伊達が缶コーヒーを1本持ってやってきて−。
伊達
なんだ芳野さん、こっち戻ってたんですか?
芳野
伊達ちゃん、まだいたの?
伊達
帰りそびれちゃったんですよ。あ、そうだ、コレ。さっきの自販機、あわよくばと思ってもういっぺんやってみたんですがね、ダメでした。1本だけ。そうそううまくいかないもんですね。


伊達
漂流したイカダ……
藤枝
イカダ?
伊達
藤枝さん、言ってたじゃないですか。

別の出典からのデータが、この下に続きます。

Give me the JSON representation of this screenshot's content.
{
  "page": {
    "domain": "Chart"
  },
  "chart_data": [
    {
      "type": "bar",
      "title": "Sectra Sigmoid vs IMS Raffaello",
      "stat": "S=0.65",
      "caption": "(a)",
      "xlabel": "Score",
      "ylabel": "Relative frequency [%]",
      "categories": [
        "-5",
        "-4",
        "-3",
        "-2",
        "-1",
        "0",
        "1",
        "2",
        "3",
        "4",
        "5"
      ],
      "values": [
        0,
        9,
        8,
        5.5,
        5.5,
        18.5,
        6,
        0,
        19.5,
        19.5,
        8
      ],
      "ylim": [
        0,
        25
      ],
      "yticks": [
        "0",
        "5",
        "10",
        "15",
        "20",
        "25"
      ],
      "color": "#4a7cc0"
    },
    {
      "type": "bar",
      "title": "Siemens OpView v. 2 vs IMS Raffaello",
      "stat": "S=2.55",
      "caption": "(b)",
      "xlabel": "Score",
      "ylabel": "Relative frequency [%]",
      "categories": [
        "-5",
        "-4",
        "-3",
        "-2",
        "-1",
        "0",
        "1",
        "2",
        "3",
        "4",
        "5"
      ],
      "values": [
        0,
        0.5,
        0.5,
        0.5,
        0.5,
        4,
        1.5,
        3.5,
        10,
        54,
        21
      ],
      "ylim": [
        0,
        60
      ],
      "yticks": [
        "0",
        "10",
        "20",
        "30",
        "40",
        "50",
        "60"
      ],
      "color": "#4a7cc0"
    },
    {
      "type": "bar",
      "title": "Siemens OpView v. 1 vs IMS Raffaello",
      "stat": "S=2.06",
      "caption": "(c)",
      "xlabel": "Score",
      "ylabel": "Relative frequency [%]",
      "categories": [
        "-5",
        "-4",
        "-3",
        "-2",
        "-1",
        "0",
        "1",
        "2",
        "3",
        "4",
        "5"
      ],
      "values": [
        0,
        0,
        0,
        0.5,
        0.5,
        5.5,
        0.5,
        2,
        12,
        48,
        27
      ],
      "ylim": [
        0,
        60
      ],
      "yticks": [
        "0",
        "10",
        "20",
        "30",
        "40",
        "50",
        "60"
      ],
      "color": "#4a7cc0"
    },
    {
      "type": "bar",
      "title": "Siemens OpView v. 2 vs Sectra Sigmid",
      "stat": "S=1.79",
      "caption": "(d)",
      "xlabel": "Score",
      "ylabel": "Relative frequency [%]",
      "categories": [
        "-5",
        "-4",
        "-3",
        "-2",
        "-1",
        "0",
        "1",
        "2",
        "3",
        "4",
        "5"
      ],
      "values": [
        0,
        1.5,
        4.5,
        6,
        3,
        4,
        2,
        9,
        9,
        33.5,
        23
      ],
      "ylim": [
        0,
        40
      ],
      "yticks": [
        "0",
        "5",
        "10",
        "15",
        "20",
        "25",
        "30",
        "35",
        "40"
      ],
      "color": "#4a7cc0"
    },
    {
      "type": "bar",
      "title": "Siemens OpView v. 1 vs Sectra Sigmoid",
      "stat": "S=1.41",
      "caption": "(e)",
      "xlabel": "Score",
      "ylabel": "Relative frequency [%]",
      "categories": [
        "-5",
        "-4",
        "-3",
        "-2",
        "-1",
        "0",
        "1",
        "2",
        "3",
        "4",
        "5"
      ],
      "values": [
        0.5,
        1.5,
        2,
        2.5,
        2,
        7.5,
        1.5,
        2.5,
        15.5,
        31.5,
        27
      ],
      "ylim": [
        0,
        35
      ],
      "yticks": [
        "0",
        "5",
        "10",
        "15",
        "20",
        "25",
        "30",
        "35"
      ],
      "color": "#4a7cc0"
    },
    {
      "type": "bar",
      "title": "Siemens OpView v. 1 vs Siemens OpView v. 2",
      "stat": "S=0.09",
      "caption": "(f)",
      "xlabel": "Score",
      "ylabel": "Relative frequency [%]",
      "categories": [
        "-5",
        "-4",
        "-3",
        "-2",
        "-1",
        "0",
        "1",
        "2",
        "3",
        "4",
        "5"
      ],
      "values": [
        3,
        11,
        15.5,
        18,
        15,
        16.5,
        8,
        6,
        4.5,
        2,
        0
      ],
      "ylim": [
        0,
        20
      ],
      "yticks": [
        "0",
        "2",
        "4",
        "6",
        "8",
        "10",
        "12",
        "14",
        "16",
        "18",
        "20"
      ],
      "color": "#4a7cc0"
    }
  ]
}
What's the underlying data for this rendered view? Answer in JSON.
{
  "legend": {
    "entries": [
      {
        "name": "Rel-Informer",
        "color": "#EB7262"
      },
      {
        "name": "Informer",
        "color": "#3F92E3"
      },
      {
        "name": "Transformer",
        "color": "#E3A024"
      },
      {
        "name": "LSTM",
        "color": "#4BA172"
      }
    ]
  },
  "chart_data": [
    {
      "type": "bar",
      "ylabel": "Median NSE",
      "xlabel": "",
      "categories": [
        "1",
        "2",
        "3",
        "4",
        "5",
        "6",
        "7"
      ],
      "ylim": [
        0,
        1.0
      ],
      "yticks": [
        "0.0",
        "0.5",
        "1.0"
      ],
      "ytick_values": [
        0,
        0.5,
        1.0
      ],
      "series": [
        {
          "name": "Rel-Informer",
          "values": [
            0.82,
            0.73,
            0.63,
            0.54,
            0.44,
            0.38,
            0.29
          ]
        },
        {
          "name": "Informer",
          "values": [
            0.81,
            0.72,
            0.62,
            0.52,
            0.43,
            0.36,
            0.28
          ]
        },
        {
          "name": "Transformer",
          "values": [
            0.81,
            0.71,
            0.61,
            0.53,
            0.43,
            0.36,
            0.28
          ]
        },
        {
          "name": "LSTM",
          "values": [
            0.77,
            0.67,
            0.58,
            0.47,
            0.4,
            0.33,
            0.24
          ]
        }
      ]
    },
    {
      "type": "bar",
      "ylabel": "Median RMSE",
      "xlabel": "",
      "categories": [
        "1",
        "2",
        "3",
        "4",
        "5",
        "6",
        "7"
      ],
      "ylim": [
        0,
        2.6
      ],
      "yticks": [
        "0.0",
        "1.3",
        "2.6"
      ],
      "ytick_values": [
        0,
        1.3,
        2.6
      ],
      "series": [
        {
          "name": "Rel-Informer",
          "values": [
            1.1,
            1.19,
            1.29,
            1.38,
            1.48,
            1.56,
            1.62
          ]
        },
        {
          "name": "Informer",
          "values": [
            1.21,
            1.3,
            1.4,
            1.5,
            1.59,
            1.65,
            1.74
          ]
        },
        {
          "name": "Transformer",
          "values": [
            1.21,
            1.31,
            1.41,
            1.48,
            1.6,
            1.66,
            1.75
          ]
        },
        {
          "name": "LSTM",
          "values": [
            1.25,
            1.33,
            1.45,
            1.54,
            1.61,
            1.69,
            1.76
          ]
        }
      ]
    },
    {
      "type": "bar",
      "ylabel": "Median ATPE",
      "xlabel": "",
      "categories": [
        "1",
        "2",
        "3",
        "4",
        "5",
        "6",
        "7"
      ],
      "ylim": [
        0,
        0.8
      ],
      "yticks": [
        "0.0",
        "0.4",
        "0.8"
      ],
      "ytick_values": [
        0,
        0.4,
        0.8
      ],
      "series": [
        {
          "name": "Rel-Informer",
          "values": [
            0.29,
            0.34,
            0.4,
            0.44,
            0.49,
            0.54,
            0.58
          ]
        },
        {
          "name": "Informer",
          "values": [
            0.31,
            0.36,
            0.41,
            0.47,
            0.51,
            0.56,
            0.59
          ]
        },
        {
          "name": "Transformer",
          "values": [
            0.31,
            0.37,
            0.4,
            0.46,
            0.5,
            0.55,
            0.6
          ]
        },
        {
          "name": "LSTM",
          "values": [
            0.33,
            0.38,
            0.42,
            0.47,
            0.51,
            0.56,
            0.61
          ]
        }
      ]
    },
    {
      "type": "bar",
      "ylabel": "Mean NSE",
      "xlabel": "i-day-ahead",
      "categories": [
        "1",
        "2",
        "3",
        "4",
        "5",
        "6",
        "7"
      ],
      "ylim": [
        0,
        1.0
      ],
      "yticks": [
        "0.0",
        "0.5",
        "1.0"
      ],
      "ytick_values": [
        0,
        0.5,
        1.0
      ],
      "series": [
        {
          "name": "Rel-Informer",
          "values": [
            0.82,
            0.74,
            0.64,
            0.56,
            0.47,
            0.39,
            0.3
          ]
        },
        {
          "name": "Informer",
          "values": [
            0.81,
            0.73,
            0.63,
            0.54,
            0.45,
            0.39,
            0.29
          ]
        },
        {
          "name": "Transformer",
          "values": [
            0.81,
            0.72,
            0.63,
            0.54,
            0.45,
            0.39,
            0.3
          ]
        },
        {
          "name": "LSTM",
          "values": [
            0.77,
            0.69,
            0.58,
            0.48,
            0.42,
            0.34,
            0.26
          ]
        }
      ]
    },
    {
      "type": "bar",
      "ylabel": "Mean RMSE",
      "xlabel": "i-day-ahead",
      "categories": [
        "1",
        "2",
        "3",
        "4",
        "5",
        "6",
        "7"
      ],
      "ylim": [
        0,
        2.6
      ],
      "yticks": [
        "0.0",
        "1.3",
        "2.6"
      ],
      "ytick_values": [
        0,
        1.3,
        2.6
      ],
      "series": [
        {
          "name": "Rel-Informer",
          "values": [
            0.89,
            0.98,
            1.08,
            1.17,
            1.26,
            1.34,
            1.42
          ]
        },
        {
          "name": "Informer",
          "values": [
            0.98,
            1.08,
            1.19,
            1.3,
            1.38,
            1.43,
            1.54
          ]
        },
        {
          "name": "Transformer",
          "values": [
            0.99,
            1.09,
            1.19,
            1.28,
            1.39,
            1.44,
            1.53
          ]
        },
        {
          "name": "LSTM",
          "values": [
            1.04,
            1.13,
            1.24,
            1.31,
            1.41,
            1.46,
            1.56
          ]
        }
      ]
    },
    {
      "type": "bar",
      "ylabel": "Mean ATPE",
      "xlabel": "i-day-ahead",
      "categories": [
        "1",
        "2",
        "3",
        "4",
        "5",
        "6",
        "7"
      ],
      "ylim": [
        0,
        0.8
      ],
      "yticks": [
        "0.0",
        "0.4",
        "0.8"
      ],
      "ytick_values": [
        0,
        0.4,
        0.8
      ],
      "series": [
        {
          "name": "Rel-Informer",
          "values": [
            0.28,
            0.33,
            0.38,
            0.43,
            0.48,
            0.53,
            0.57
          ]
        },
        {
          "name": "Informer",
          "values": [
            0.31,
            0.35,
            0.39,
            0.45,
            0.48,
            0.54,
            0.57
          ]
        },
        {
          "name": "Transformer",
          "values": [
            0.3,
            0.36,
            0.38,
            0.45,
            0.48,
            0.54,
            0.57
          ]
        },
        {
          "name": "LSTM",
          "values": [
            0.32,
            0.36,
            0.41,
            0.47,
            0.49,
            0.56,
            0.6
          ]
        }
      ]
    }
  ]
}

ふと思い出しましてね、ここがイカダでわれわれも漂流してるんじゃないかって、そんな気がしましてね。
藤枝
待ってるしかないんですからね。
芳野
俺たち、どっちなんだ?助かる方か、助からない方か?
伊達
助からない方じゃないんですか?
芳野
なんで?
伊達
いやなんとなく、面子を見てたらそう思いまして。


芳野
電話だ…。
藤枝
電話…?
芳野
どっかで電話が鳴ってる。
伊達
鳴ってますよ。
藤枝
ほんとだ。
芳野
鳴ってるだろ?
伊達
いいんですかね、取らなくて。


藤枝、その音に引き寄せられるように立ち上がり、電話の鳴り響く方をじっと見る……。
音の彼方に、笑顔で赤ん坊を抱える芳子と堂元の姿が浮かぶがそれも一瞬……。
電話の鳴る待合室。
ひっそりと、愛しすぎる男たちだけが残されている。